An encounter between a white woman and black man on a subway train is the simple scenario for this short play by Amiri Baraka. But from this, the writer previously known as LeRoi Jones, an important and controversial figure in African American literature, creates a dizzyingly complex text. Race, class and gender are all addressed in a piece that overflows with eroticism, polemic and violence.
As much a poem as a play, the figure of Lula, the woman who starts chatting up a random stranger, is a puzzle from the start. The contradictions don’t let up as the danger in the play increases. You could see Lula as an allegory, complete with an appetite for apples, as she moves from “party talk” to interrogating “manhood”. Truly repulsive – she’s insulting, self-aggrandising and morbid – she is purposefully difficult to watch. It is a mammoth role and taking the part Cheska Hill-Wood does well to keep up to speed with this most mercurial of figures. Most of what she says is so awful (the play is from 1964 and the vocabulary used is of that time), it can’t be easy to deliver and it is difficult to listen to.

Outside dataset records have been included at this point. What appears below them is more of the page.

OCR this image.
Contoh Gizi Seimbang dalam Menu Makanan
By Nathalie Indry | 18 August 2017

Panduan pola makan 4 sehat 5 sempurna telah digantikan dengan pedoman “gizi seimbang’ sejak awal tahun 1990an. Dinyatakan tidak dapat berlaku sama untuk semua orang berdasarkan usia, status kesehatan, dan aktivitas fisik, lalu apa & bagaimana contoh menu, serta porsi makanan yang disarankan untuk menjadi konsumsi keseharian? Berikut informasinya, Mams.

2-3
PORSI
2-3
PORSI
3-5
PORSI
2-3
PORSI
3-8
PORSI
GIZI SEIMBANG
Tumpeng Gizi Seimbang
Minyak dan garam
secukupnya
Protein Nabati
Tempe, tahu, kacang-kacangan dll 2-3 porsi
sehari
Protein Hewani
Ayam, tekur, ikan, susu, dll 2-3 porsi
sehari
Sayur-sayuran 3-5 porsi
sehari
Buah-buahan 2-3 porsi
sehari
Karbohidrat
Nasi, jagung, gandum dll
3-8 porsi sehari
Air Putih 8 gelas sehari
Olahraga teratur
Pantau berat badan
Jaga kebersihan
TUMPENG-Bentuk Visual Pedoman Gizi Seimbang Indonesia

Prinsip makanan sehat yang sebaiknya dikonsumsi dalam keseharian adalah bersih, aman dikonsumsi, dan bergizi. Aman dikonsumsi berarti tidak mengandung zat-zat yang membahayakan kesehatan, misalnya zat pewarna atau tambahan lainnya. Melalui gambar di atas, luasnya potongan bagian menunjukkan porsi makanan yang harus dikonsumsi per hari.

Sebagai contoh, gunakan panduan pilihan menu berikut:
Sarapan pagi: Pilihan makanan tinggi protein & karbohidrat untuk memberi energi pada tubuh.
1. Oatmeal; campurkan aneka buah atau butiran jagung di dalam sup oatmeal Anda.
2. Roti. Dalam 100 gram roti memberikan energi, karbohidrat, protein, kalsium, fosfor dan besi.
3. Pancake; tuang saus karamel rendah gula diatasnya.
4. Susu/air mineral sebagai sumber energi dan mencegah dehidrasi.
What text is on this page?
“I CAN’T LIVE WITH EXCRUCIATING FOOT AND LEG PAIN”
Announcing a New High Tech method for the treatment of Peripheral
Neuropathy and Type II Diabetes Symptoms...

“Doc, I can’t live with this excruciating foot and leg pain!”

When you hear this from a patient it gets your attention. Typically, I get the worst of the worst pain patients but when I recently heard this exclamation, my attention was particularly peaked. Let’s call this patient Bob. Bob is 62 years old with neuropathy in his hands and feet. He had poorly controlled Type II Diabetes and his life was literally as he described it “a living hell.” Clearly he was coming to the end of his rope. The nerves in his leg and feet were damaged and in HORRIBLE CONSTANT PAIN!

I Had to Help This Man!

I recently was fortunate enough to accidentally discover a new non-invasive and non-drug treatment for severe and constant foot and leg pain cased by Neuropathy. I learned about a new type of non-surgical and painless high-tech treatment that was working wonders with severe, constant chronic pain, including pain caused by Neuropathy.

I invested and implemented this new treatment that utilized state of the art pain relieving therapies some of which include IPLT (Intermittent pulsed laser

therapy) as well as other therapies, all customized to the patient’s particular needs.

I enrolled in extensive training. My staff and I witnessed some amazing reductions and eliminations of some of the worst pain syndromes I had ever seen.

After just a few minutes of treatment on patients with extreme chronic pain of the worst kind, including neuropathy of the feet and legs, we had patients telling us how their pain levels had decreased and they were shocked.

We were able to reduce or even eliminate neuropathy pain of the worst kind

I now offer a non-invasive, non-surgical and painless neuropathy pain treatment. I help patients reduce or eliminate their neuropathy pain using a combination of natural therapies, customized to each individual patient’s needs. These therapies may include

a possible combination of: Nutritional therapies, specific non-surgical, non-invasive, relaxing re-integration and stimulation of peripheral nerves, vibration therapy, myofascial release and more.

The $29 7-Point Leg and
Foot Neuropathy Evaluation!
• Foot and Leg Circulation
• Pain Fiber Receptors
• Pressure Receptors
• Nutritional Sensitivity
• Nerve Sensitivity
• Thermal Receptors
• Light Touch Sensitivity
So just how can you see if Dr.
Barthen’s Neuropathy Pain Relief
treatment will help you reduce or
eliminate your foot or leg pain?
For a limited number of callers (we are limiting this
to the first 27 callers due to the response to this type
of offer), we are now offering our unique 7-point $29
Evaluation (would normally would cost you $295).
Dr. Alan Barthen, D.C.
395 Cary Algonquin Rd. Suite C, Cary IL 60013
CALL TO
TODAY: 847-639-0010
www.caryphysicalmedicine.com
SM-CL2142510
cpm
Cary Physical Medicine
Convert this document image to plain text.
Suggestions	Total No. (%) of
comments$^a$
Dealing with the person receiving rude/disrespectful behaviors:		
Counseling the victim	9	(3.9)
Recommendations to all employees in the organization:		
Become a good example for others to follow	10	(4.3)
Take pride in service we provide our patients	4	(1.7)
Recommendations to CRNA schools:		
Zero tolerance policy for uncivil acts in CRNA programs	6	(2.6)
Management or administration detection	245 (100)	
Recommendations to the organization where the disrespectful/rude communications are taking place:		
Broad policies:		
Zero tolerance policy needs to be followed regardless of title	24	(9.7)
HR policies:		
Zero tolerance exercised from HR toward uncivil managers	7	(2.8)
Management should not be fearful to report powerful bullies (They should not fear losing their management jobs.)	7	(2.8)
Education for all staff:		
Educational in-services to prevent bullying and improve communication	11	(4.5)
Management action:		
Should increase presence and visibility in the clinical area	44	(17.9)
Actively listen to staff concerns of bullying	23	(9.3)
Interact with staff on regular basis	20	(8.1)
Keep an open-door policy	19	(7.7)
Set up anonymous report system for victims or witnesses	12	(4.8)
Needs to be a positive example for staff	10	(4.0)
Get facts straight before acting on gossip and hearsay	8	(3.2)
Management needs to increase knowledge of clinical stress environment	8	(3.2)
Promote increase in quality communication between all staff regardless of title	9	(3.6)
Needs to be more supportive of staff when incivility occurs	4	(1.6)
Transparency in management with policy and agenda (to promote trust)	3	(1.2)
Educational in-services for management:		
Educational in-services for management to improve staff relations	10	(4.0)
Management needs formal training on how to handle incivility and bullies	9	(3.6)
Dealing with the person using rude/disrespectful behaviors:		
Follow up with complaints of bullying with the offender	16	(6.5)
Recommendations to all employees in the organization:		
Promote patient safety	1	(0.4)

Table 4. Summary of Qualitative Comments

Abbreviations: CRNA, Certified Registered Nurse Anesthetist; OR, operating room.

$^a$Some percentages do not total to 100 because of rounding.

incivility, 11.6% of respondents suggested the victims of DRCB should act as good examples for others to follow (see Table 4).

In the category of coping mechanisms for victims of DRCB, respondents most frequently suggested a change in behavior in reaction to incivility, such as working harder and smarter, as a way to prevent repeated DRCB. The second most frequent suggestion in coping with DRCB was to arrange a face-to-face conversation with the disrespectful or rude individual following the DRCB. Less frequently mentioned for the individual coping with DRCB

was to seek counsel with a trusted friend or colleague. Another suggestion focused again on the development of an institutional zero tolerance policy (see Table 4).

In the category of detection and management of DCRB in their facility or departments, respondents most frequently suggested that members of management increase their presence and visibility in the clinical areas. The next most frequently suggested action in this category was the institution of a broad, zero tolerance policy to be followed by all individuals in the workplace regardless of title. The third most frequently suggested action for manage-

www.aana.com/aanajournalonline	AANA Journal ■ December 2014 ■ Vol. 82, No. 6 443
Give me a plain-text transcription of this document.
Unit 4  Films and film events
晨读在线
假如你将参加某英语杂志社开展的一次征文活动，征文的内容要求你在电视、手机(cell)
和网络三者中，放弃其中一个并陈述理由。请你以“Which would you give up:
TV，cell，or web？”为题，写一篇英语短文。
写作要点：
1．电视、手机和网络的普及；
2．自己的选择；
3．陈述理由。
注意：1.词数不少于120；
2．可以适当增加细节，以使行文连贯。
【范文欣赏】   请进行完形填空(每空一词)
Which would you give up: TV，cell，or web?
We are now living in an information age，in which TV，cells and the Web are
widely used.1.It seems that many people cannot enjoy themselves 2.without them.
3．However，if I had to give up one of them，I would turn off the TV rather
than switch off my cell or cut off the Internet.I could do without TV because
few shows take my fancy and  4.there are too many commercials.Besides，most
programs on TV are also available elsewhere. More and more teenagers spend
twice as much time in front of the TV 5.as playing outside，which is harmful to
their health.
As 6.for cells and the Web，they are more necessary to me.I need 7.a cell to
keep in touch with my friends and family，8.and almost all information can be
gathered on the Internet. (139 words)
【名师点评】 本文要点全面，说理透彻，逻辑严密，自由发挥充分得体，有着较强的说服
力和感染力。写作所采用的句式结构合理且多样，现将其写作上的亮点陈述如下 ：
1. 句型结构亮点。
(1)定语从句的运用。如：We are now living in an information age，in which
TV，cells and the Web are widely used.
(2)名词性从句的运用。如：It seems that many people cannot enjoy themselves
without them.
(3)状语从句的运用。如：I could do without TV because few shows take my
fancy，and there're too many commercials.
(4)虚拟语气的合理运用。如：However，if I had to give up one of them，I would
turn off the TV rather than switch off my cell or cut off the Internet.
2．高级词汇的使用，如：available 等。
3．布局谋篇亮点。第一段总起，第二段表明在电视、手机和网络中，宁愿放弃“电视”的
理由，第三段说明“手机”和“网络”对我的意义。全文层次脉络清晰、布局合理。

As her “prey” Clay, James Barnes has just as tough a job and is similarly exemplary. Barnes has to move from being intrigued to provoked – his arousal at this oddest of women rising and falling – to a finale of explosive rage that is frightening. And all this in under an hour. Barnes carefully reveals his character’s depth as Clay’s own poetry unfolds. The suggestion that the character is a black Baudelaire, cruelly dismissed by Lula, comes to reverberate through the text in a fascinating manner that Barnes always factors in.
Kaitlin Argeaux, working with associate director Sheila Nortley, aids the central performers with a tightly controlled ensemble who make up other passengers. There are moments when you just pity them for being in the same carriage. And the role played by these fellow travellers in the shocking conclusion is, at least to me, a step too far. Dutchman is a piece crammed with argument and fuelled by an anger that doesn’t make it clear or easy. It’s so dense it becomes a text to read as much as a play to see. It’s only the strong performances that ensure this is a production worth watching.